A real‐world comparison of docetaxel versus abiraterone acetate for metastatic hormone‐sensitive prostate cancer
Author(s) -
Tsaur Igor,
Heidegger Isabel,
Bektic Jasmin,
Kafka Mona,
Bergh Roderick C. N.,
Hunting Jarmo C. B.,
Thomas Anita,
Brandt Maximilian P.,
Höfner Thomas,
Debedde Eliott,
Thibault Constance,
Ermacora Paola,
Zattoni Fabio,
Foti Silvia,
Kretschmer Alexander,
Ploussard Guillaume,
Rodler Severin,
Amsberg Gunhild,
Tilki Derya,
Surcel Christian,
Rosenzweig Barak,
Gadot Moran,
Gandaglia Giorgio,
Dotzauer Robert
Publication year - 2021
Publication title -
cancer medicine
Language(s) - English
Resource type - Journals
SCImago Journal Rank - 1.403
H-Index - 53
ISSN - 2045-7634
DOI - 10.1002/cam4.4184
Subject(s) - abiraterone acetate , prostate cancer , oncology , docetaxel , proportional hazards model , medicine , androgen deprivation therapy , log rank test , cancer
Background Docetaxel (D) or secondary hormonal therapy (SHT) each combined with androgen deprivation therapy (ADT) represent possible treatment options in males with metastasized hormone‐sensitive prostate cancer (mHSPC). Real‐world data comparing different protocols are lacking yet. Thus, our objective was to compare the efficacy and safety of abiraterone acetate (AA)+ADT versus D+ADT in mHSPC. Methods In a retrospective multicenter analysis including males with mHSPC treated with either of the aforementioned protocols, overall survival (OS), progression‐free survival 1 (PFS1), and progression‐free survival 2 (PFS2) were assessed for both cohorts.

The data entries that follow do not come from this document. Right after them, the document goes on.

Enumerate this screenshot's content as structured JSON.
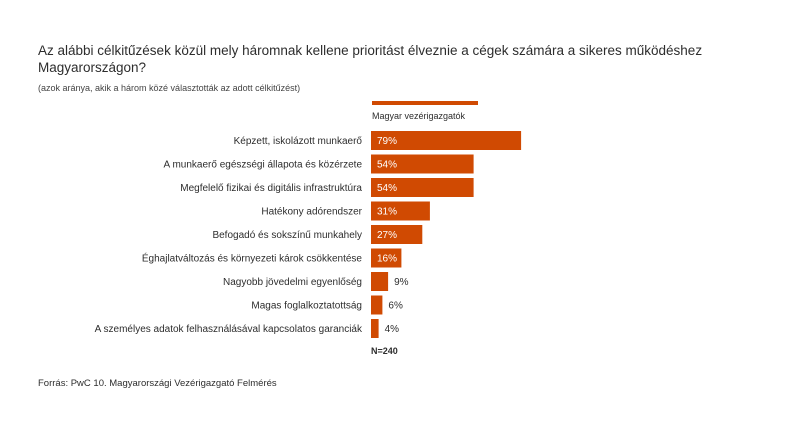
{
  "title": "Az alábbi célkitűzések közül mely háromnak kellene prioritást élveznie a cégek számára a sikeres működéshez Magyarországon?",
  "subtitle": "(azok aránya, akik a három közé választották az adott célkitűzést)",
  "source": "Forrás: PwC 10. Magyarországi Vezérigazgató Felmérés",
  "sample_note": "N=240",
  "colors": {
    "bar": "#d04a02",
    "text": "#2d2d2d",
    "label_on_bar": "#ffffff"
  },
  "chart_data": {
    "type": "bar",
    "orientation": "horizontal",
    "categories": [
      "Képzett, iskolázott munkaerő",
      "A munkaerő egészségi állapota és közérzete",
      "Megfelelő fizikai és digitális infrastruktúra",
      "Hatékony adórendszer",
      "Befogadó és sokszínű munkahely",
      "Éghajlatváltozás és környezeti károk csökkentése",
      "Nagyobb jövedelmi egyenlőség",
      "Magas foglalkoztatottság",
      "A személyes adatok felhasználásával kapcsolatos garanciák"
    ],
    "series": [
      {
        "name": "Magyar vezérigazgatók",
        "values": [
          79,
          54,
          54,
          31,
          27,
          16,
          9,
          6,
          4
        ],
        "value_labels": [
          "79%",
          "54%",
          "54%",
          "31%",
          "27%",
          "16%",
          "9%",
          "6%",
          "4%"
        ]
      }
    ],
    "xlim": [
      0,
      100
    ],
    "legend_position": "top",
    "grid": false
  }
}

Median time to event was tested by Kaplan–Meier method and log‐rank test. The Cox‐proportional hazards model was used for univariate and multivariate regression analyses. Results Overall, 196 patients were included. The AA+ADT cohort had a longer PFS1 in the log‐rank testing (23 vs. 13 mos., p < 0.001), a longer PFS2 (48 vs. 33 mos., p = 0.006), and longer OS (80 vs. 61 mos., p = 0.040). In the multivariate analyses AA+ADT outperformed D+ADT in terms of PFS1 (HR = 0.34, 95% CI = 0.183–0.623; p = 0.001) and PFS2 (HR = 0.33 95% CI = 0.128–0.827; p = 0.018), respectively, while OS and toxicity rate were similar between both groups. Conclusions AA+ADT is mainly associated with a similar efficacy and overall toxicity rate as D+ADT. Further prospective research is required for validation of the clinical value of the observed benefit of AA+ADT for progression‐free end‐points.